ERA.id - Menteri Keshehatan (Menkes) Budi Gunadi Sadikin mengungkapkan, kategorisasi pengendalian COVID-19 bukan untuk menilai kinerja suatu daerah.
Hal ini meluruskan paparan data yang disampaikan wakil Menteri Kesehatan Dante Saksono Harbuwono dalam Rapat Kerja dengan Komisi IX DPR RI di Gedung Parlemen, Senayan, Jakarta, Kamis (27/5).
"Indikator risiko ini, saya tegaskan, bukan, sekali lagi, bukan merupakan penilaian kinerja dari daerah baik provinsi, kabupaten atau kota," ujar Budi dalam konferensi pers virtul, Jumat (28/5/2021).

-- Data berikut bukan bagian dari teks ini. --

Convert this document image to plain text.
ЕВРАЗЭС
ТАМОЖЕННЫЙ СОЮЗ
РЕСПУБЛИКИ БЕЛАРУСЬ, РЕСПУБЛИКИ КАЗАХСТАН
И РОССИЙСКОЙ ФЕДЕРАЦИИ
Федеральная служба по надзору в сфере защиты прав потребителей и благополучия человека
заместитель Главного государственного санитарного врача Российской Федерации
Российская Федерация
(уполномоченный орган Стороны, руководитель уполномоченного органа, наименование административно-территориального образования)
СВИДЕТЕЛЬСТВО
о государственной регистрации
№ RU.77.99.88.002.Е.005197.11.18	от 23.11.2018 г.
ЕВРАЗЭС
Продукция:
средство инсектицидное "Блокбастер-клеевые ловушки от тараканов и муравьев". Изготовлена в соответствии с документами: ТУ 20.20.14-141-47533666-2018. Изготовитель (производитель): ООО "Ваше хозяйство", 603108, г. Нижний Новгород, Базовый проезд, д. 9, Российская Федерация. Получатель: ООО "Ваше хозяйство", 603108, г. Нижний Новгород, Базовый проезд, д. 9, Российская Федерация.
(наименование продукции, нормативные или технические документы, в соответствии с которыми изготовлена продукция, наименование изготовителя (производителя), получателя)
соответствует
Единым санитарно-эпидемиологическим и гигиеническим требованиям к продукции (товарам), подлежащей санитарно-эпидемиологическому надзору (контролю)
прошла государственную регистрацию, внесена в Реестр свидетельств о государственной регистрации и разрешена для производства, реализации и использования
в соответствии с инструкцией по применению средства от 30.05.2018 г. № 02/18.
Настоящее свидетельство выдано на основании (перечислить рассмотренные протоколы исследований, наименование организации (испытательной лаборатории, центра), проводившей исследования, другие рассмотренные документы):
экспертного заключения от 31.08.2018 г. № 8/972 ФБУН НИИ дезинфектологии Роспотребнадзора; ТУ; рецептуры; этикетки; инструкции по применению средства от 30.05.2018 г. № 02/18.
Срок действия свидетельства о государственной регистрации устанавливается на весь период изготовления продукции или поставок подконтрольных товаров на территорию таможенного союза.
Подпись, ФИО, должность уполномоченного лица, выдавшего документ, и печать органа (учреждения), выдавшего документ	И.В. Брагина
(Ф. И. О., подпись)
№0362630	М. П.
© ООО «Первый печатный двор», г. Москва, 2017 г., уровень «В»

Budi menjelaskan, kategorisasi tersebut merupakan indikator risiko berdasarkan pedoman terbaru dari Organisasi Kesehatan Dunia atau World Health Organization (WHO), yang digunakan sebagai analisas internal di Kementerian Kesehatan dalam mengahadapi lonjakan kasus COVID-19 pascalibur Lebaran.
Adapun pendoman baru dari WHO itu, kata Budi, baru didiskusikan pihaknya sekitar empat pekan lalu. Itu pun, Kementerian Kesehatan masih terus mempelajari untuk penerapannya dan melakukan simulasi di sejumlah daerah.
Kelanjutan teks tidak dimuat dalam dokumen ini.